青彦はなおも蜂に刺された苦しさに倒れたままであった。英子姫と亀彦は進みより、天津祝詞、天の数歌で傷を癒した。
青彦は感謝の念に堪えず、ひれ伏して礼をする。後ろの森林から聞こえる女の声が、三五教への改心を促すと、青彦はウラナイ教をやめて三五教のために働くことを誓った。
悦子姫には、天照大御神が懸っていたのであった。そしてこの場所は、昔この御山に自分が顕現した際に、産釜・産盥と称する天の真名井に禊して、神格を作り上げた旧跡であると明かした。
そして、ここに宮殿を造って自分の御霊を祀るようにと告げた。亀彦は、この谷川に身を清めて御舎を造り、神霊を奉祭して天下泰平国土安穏の祈願所と定めます、と答えた。
天照大御神は満足の意を表して、高津御倉に昇っていった。
三人は大神の神勅を畏みて、谷川に禊して天津祝詞を奏上し、忌鋤、忌斧を作って宮殿を造営し、百日百夜を経て工を終えた。そして天照大御神の神霊を招き奉り、鎮座式を奉仕した。これが伊勢神宮宮殿造営の嚆矢である。

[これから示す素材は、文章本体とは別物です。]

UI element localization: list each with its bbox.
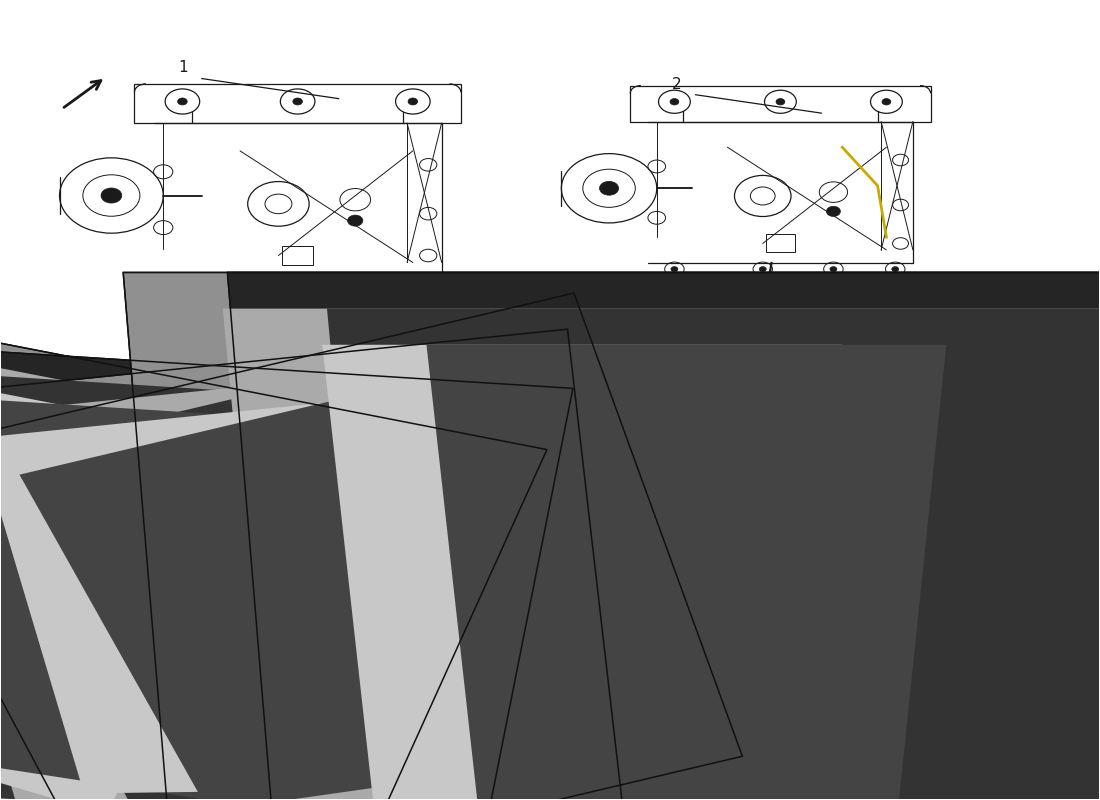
Polygon shape [0,342,573,800]
Polygon shape [0,329,623,800]
Circle shape [348,215,363,226]
Circle shape [351,281,359,286]
Polygon shape [222,309,1100,800]
Circle shape [178,281,186,286]
Circle shape [882,98,891,105]
Circle shape [759,266,767,272]
Circle shape [826,206,840,217]
Polygon shape [0,293,742,800]
Circle shape [671,266,678,272]
Circle shape [177,98,187,105]
Polygon shape [228,273,1100,800]
Text: 3: 3 [101,665,110,678]
Text: a passion for parts shopping: a passion for parts shopping [552,386,855,574]
Polygon shape [327,309,1100,800]
Text: EUROSPARES: EUROSPARES [287,354,989,446]
Polygon shape [0,398,310,800]
Circle shape [776,98,784,105]
Polygon shape [0,331,664,800]
Text: 5: 5 [244,657,253,670]
Circle shape [419,281,427,286]
Text: 7: 7 [672,675,681,689]
Text: 6: 6 [320,657,330,670]
Polygon shape [0,360,550,800]
Polygon shape [0,370,504,800]
Polygon shape [0,346,474,800]
Polygon shape [427,345,946,800]
Text: 2: 2 [672,77,682,92]
Text: 2: 2 [726,711,736,726]
Text: 4: 4 [173,657,182,670]
Polygon shape [322,345,843,800]
Circle shape [670,98,679,105]
Text: 1: 1 [221,711,231,726]
Polygon shape [0,403,359,794]
Text: 8: 8 [776,675,785,689]
Polygon shape [0,311,547,800]
Circle shape [892,266,899,272]
Circle shape [101,188,122,203]
Circle shape [829,266,837,272]
Text: 1: 1 [178,60,188,75]
Polygon shape [0,382,280,800]
Circle shape [600,182,618,195]
Circle shape [293,98,303,105]
Polygon shape [123,273,1100,800]
Circle shape [275,281,283,286]
Circle shape [408,98,418,105]
Polygon shape [20,397,478,800]
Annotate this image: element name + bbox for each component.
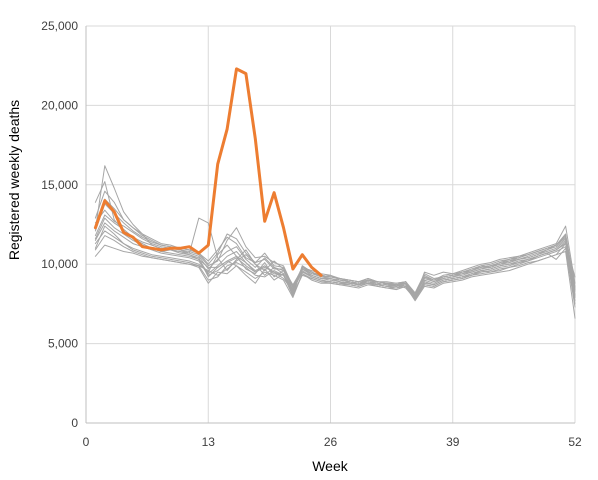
tick-labels: 0 5,000 10,000 15,000 20,000 25,000 0 13 26 39 52 (41, 19, 582, 449)
x-tick-label: 26 (324, 435, 338, 449)
y-tick-label: 20,000 (41, 98, 78, 112)
series-line-history (94, 222, 576, 298)
series-line-history (94, 225, 576, 308)
x-tick-label: 13 (202, 435, 216, 449)
y-tick-label: 25,000 (41, 19, 78, 33)
series-layer (93, 67, 576, 319)
series-line-history (94, 235, 576, 305)
y-tick-label: 0 (71, 416, 78, 430)
x-tick-label: 52 (568, 435, 582, 449)
series-line-history (94, 198, 576, 297)
y-tick-label: 10,000 (41, 257, 78, 271)
series-line-highlight (93, 67, 323, 277)
y-axis-title: Registered weekly deaths (6, 100, 22, 260)
x-tick-label: 0 (83, 435, 90, 449)
y-tick-label: 5,000 (48, 337, 78, 351)
x-axis-title: Week (312, 458, 349, 474)
series-line-history (94, 217, 576, 298)
axes (85, 26, 575, 424)
y-tick-label: 15,000 (41, 178, 78, 192)
x-tick-label: 39 (446, 435, 460, 449)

これは今の丹後の元伊勢であり、この谷川を宮川と称える。この因縁により、大本開祖は明治三十四年旧三月八日、信徒を引き連れてこの場に禊を修したのであった。
産盥、産釜の清水は竜宮館の金明水に注ぎいれられた。次いで明治三十四年旧六月八日、沓島の山頂から大海原に向かって注ぎいれられた。これも天下修斎の大神業の一端と推察せらるるのである。